Navy Seeks to Increase Pay for Sailors at Sea
With the possibility of future pay and benefits cuts looming, Navy wants to provide a small stipend raise to boost recruitment.
The U.S. Navy is having a hard time filling at-sea positions, and it has a simple solution to the problem: Pay enlisted sailors more money.
When sailors are deployed on a ship, the Navy pays them a stipend called career sea pay. The Navy soon will increase that stipend for the first time in 10 years, Vice Adm. Bill Moran announced Tuesday.
“It's long overdue,” Moran told sailors aboard the USS Bataan. “We are convinced it's the right thing to do for sailors who are serving at sea. We want to compensate you more for the work that you do.”
At-sea sailors – practically speaking, on-ship sailors, as a ship does not have to be deployed for the stipend to kick in -- receive between $70 and $770 per month, depending on rank and number of years on sea duty. The Navy has struggled to fill at-sea billets, which require more time away from home and offer less stability than shore-duty positions.
The Navy has brought on 8,000 additional sailors in the last two years, Moran said, which has helped reduce the number of open positions significantly. About 7,000 billets remain unfilled. The Navy still is determining the exact amount of the stipend increase, but the change will come “in the next couple months,” said Lt. Cmdr. Chris Servello, a Navy spokesman. “Real progress is being made on the manning front -- we have cut our gaps at sea in half, and are getting folks to ships earlier in the training cycle,” Moran said. “There is still work to do, but our collective efforts are making an impact.”
More ‘Predictability’
Another part of the Navy’s effort to fill billets involves providing more stability to sailors deployed at sea.
As part of its Optimized Fleet Response Plan, the Navy will limit a ship’s deployment to eight months, every three years.
“This is good news for sailors who stay in the Navy for the long term,” Moran said. “It's going to provide stability and predictability on deployments. It's going to provide sailors with more time at home for longer stretches, which I think is good.”
Keeping Promises
Moran also told the sailors not to worry about the possibility of cuts to pay and benefits, despite the recent interest in targeting personnel costs as a way to bring down Defense Department spending.

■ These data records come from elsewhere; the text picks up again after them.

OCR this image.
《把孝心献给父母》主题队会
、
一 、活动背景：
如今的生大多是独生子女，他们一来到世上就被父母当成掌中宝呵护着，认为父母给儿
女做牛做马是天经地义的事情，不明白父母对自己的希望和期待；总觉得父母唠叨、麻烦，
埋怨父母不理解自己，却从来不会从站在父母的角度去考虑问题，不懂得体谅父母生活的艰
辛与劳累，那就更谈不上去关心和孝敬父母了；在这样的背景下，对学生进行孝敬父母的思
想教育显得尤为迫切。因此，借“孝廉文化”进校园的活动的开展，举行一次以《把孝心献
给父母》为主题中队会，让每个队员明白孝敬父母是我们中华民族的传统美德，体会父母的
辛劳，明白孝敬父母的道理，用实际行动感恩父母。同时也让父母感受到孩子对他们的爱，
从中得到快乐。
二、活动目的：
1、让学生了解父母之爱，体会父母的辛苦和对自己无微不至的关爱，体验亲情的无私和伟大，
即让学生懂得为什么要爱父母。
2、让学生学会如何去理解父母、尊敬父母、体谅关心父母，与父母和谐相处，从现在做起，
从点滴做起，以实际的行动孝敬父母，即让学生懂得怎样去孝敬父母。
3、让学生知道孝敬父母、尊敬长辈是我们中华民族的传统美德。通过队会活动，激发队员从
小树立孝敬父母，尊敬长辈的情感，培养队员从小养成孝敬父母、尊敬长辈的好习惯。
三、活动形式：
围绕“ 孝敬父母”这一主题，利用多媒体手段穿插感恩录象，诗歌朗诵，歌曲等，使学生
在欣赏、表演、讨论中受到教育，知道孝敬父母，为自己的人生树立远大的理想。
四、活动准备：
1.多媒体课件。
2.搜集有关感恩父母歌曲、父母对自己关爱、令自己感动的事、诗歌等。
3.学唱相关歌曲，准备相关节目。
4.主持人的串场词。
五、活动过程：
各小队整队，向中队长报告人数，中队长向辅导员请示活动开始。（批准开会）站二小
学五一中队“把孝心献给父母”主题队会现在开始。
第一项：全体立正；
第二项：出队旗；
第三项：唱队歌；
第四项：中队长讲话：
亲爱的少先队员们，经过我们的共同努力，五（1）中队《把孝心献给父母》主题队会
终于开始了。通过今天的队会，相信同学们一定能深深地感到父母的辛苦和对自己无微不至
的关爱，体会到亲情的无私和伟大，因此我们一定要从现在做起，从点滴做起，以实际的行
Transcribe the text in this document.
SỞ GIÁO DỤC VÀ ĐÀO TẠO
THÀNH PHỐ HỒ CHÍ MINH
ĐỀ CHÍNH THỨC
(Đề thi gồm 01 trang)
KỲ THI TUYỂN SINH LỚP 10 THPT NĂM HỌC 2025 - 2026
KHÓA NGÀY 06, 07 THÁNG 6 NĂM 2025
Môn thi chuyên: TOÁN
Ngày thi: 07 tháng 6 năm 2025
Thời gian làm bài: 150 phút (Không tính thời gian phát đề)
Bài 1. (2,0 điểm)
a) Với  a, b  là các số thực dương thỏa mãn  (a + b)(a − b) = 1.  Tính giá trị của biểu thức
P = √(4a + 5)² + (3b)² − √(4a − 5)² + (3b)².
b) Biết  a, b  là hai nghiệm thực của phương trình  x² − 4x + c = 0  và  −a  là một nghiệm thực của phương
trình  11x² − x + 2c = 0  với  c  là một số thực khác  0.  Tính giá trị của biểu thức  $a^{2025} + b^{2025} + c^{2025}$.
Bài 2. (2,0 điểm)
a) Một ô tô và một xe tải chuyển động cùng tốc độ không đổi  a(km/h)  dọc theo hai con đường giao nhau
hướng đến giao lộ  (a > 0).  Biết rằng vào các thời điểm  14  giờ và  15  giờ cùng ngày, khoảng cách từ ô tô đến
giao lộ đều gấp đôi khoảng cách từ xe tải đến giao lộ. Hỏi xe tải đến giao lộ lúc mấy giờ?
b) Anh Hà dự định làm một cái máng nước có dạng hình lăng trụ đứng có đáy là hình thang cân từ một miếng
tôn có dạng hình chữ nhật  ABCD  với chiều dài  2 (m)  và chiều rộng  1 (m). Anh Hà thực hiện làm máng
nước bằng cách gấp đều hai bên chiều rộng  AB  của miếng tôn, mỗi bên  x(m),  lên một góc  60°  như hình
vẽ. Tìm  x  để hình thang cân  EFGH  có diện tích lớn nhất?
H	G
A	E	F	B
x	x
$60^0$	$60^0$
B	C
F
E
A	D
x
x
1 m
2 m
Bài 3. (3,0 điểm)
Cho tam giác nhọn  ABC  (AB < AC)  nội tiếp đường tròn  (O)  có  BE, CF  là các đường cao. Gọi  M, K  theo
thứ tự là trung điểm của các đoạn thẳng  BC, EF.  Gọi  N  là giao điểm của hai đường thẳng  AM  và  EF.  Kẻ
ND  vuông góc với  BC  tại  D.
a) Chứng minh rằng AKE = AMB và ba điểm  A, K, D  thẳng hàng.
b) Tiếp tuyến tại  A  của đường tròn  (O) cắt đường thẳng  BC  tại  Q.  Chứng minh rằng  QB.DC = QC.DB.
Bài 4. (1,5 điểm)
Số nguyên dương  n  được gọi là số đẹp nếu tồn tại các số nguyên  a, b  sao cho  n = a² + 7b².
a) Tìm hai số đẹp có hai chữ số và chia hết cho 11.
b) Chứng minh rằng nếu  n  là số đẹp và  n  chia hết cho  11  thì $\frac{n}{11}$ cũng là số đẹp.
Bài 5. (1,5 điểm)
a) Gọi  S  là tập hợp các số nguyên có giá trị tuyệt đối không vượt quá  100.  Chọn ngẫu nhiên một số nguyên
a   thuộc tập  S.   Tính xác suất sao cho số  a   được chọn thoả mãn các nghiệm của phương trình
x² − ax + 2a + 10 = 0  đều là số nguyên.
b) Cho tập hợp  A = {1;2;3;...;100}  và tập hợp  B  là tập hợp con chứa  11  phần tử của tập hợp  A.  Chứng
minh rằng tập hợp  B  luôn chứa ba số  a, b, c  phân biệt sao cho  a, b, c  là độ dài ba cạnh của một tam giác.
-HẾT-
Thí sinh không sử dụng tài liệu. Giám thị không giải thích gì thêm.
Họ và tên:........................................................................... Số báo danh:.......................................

“We are not cutting your pay,” Moran said. “The retirement system that you came into the Navy with is the retirement system you are going to get.”
The Pentagon, however, is currently conducting a review of military compensation and retirement benefits, and is expected to issue a report in early 2015. The December budget deal reduced pensions for working-age military retirees, but lawmakers are currently fighting to repeal that provision. The Congressional Budget Office recently introduced several strategies to reduce Defense outlays through cuts to the TRICARE program.
Chairman of the Joint Chiefs of Staff Gen. Martin Dempsey also recently spoke to the need to reduce personnel costs. Dempsey said the department could trim spending through smaller pay raises for troops, higher health care co-payments and enrollment fees for military retirees and less generous housing allowances.
Without such cuts, personnel costs “will become a crisis,” Dempsey said.